Lewis said Wednesday he's looking forward to turning his attention away from the partisan politics of the race and focusing on learning the issues and campaigning for the 8th District state Senate seat. An appeals court a day earlier restored his name to the ballot.
"I'm not running for state Senate because I wanted to become a politician," Lewis said during his first public comments since the 3rd U.S. Circuit Court of Appeals ruled in his favor Tuesday. "I'm running because I wanted to serve."
Republicans claimed that Lewis, a Democrat, was ineligible to run because he didn't meet the state's residency requirement. A months-long legal battle ensued in state and federal courts.
With time running out before November ballots must be sent to the printer to allow for absentee voting, Tuesday's ruling may be the last in the case. However, GOP lawyer Mark Sheridan, said the 2-1 ruling by the Philadelphia-based appellate panel would be appealed.
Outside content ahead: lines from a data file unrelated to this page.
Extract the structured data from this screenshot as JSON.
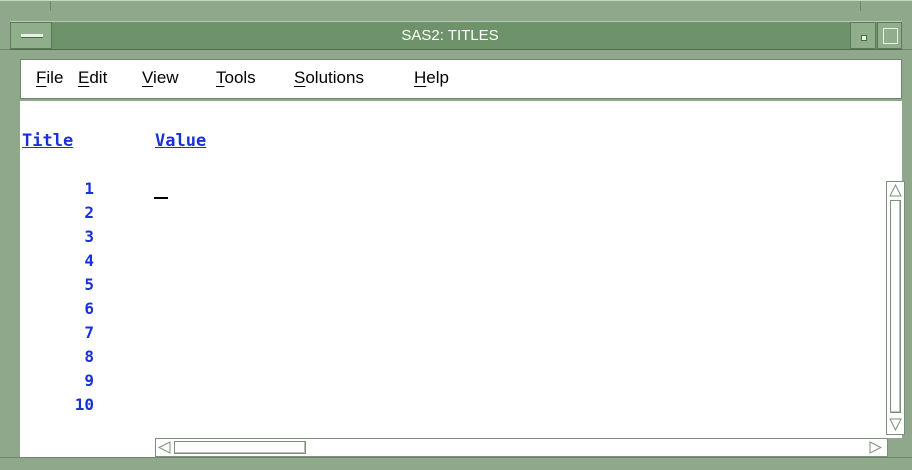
{
  "window": {
    "title": "SAS2: TITLES",
    "frame_color": "#8fa88c",
    "titlebar_color": "#6e9269"
  },
  "menubar": {
    "items": [
      {
        "label": "File",
        "mnemonic": "F"
      },
      {
        "label": "Edit",
        "mnemonic": "E"
      },
      {
        "label": "View",
        "mnemonic": "V"
      },
      {
        "label": "Tools",
        "mnemonic": "T"
      },
      {
        "label": "Solutions",
        "mnemonic": "S"
      },
      {
        "label": "Help",
        "mnemonic": "H"
      }
    ]
  },
  "table": {
    "headers": {
      "title": "Title",
      "value": "Value"
    },
    "rows": [
      {
        "title": "1",
        "value": ""
      },
      {
        "title": "2",
        "value": ""
      },
      {
        "title": "3",
        "value": ""
      },
      {
        "title": "4",
        "value": ""
      },
      {
        "title": "5",
        "value": ""
      },
      {
        "title": "6",
        "value": ""
      },
      {
        "title": "7",
        "value": ""
      },
      {
        "title": "8",
        "value": ""
      },
      {
        "title": "9",
        "value": ""
      },
      {
        "title": "10",
        "value": ""
      }
    ],
    "header_color": "#1a30d8"
  },
  "icons": {
    "system_menu": "system-menu-icon",
    "minimize": "minimize-icon",
    "maximize": "maximize-icon",
    "scroll_up": "arrow-up-icon",
    "scroll_down": "arrow-down-icon",
    "scroll_left": "arrow-left-icon",
    "scroll_right": "arrow-right-icon"
  }
}
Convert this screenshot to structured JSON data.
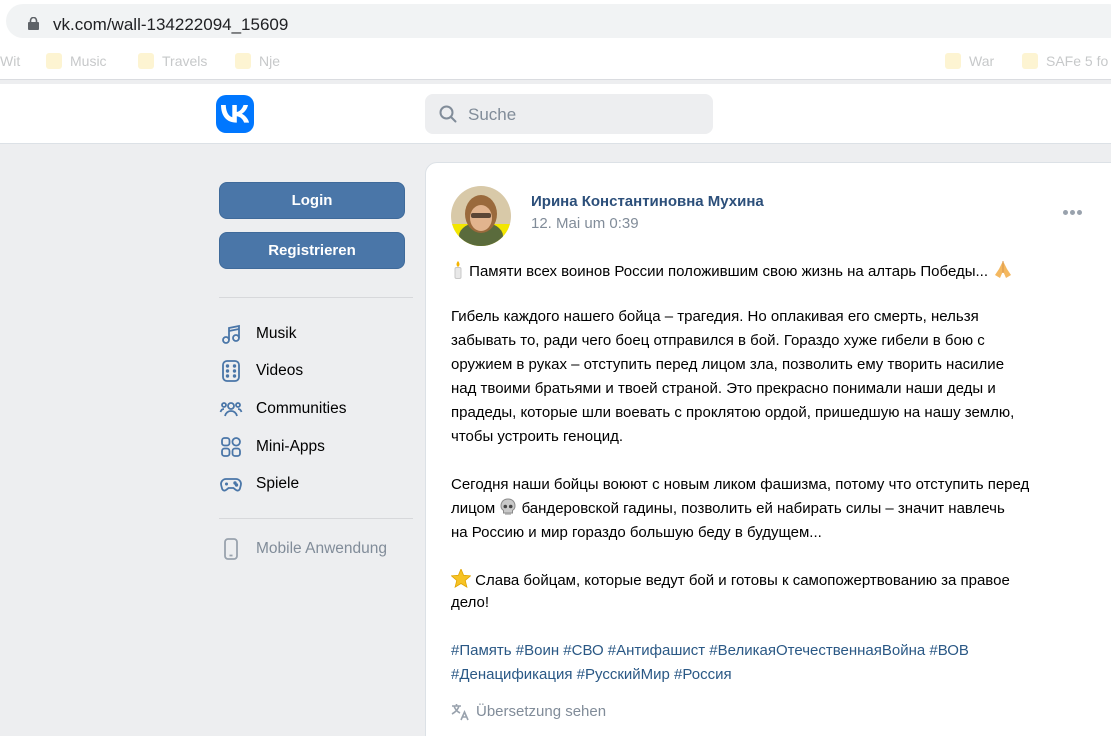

But Sheridan acknowledged he would have to act quickly and choose to appeal to the entire 3rd Circuit or to the U.S. Supreme Court, neither of which agrees to take on most of the appeals made to it.
Lewis, 50, is challenging GOP state Sen. Dawn Addiego in the heavily Republican 8th Legislative District. State officials had taken Lewis' name off the ballot, saying he didn't meet a four-year residency requirement to seek the seat, and both state courts and the U.S. District court sided with them.
However, the 3rd Circuit had put Lewis back on the ballot for the primary in June and restored him again Tuesday for the general election on Nov. 8.
Lewis' lawyer, William Tambussi, argued that the residency requirement is meant to ensure that a candidate knows the local issues and the voters know the candidate. He said neither was a problem in the case of Lewis, who grew up in southern New Jersey, went to college in Texas and settled in California. The Olympian also bought homes in New Jersey in 2005 and 2007 but continued to vote in California through 2009.
The appeals panel majority agreed with Tambussi in the ruling issued less than five hours after it heard arguments on Tuesday. The court said a full opinion would be filed later.
After months of legal hair-splitting on exactly when Lewis became a New Jersey resident, the court seemed to indicate that issue was not the heart of the case. Instead, the court said, "the state has failed to demonstrate a compelling state interest" for leaving Lewis off the ballot.
Judges Thomas Vanaskie and Thomas Ambro, who voted Tuesday to put Lewis back on the ballot, were appointed by Democrats. Judge Anthony Scirica, who dissented, is a Republican appointee.